Figure 3: The Unsupervised SCM score can be used to visualize the test set of customers without alerts (in green) and customers where a SAR was filed. Low-scoring customers are shown in green at the top of the ‘iceberg’ while higher scoring customers are shown in lighter green. Customers where a SAR was filed (in red) clearly show as outliers, and this confirms that the model is able to detect outlier behavior that catches known SARs. The high-scoring customers with alerts (light green in bottom) indicate un-investigated customers, some of which cluster near the known SARs and are very likely missed money laundering cases.
Figure 4: To visualize customers with the SCM score, the unsupervised SCM score can embed the high dimensional archetype space into two dimensions. The points represent high-scoring customers with SCM score > 500 and show a number of distinct clusters, with most historical SARs as clear outliers from the clusters. Some clusters don’t show any historical SARs; however, outliers from those clusters may include criminal activity that is currently undetected by rules.
Finding the Iceberg
If a bank investigated 1,000 customers per day before using FICO’s AML Threat Score model, and the case load would be reduced to 500 per day (assuming a 50% reduction due to Threat Score prioritization), this efficiency gain allows hundreds of worthy new cases to be investigated. The new suspicious activity found through the SCM score results in an overall more effective AML program, which reports more highly relevant SARs that would not have been caught by current rules-based system. Once enough examples of a new suspect behavior are found and understood, the data can be used for training the supervised Threat Score, and even new typologies or rules can be created.

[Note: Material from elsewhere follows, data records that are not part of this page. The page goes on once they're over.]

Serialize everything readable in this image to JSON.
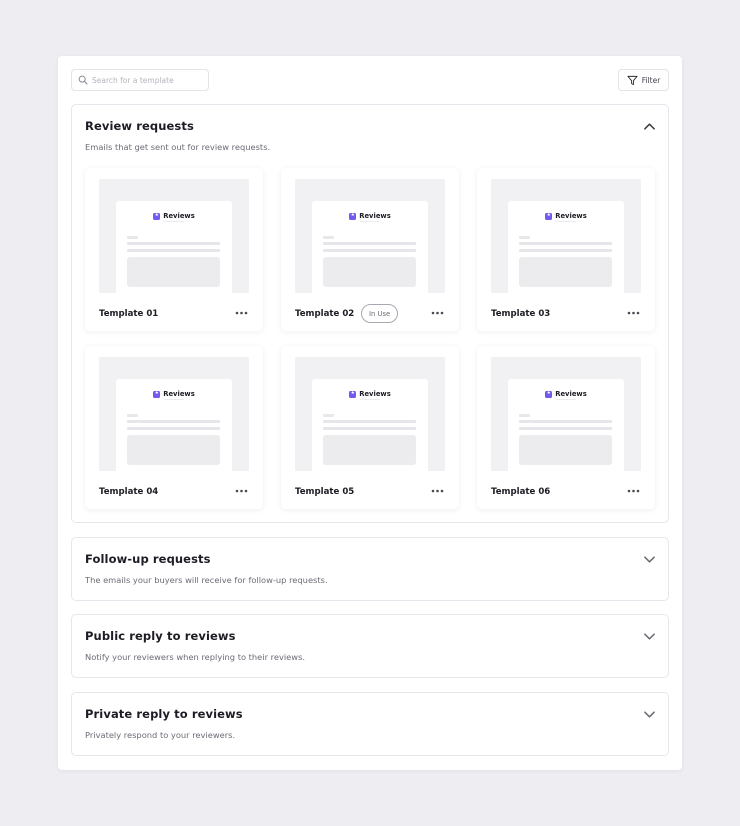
{
  "search": {
    "placeholder": "Search for a template",
    "icon": "search-icon"
  },
  "filter": {
    "label": "Filter",
    "icon": "filter-icon"
  },
  "brand_color": "#7559ee",
  "sections": [
    {
      "title": "Review requests",
      "description": "Emails that get sent out for review requests.",
      "state": "expanded",
      "toggle_icon": "chevron-up-icon",
      "templates": [
        {
          "name": "Template 01",
          "badge": "",
          "brand": "Reviews"
        },
        {
          "name": "Template 02",
          "badge": "In Use",
          "brand": "Reviews"
        },
        {
          "name": "Template 03",
          "badge": "",
          "brand": "Reviews"
        },
        {
          "name": "Template 04",
          "badge": "",
          "brand": "Reviews"
        },
        {
          "name": "Template 05",
          "badge": "",
          "brand": "Reviews"
        },
        {
          "name": "Template 06",
          "badge": "",
          "brand": "Reviews"
        }
      ]
    },
    {
      "title": "Follow-up requests",
      "description": "The emails your buyers will receive for follow-up requests.",
      "state": "collapsed",
      "toggle_icon": "chevron-down-icon"
    },
    {
      "title": "Public reply to reviews",
      "description": "Notify your reviewers when replying to their reviews.",
      "state": "collapsed",
      "toggle_icon": "chevron-down-icon"
    },
    {
      "title": "Private reply to reviews",
      "description": "Privately respond to your reviewers.",
      "state": "collapsed",
      "toggle_icon": "chevron-down-icon"
    }
  ]
}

Under traditional rules-based systems, the industry is failing to detect the vast majority of money movement tied to drugs, human trafficking and terrorism. FICO’s AI models provide two-pronged benefits, making operations much more efficient, and detecting more money laundering that is currently routinely missed. By offering significant efficiency improvements, investigators can dive under the water line to discover the larger iceberg of hidden money laundering. Given continued regulatory encouragement to use AI to improve compliance outcomes, we expect rapid adoption of AI-based AML technology.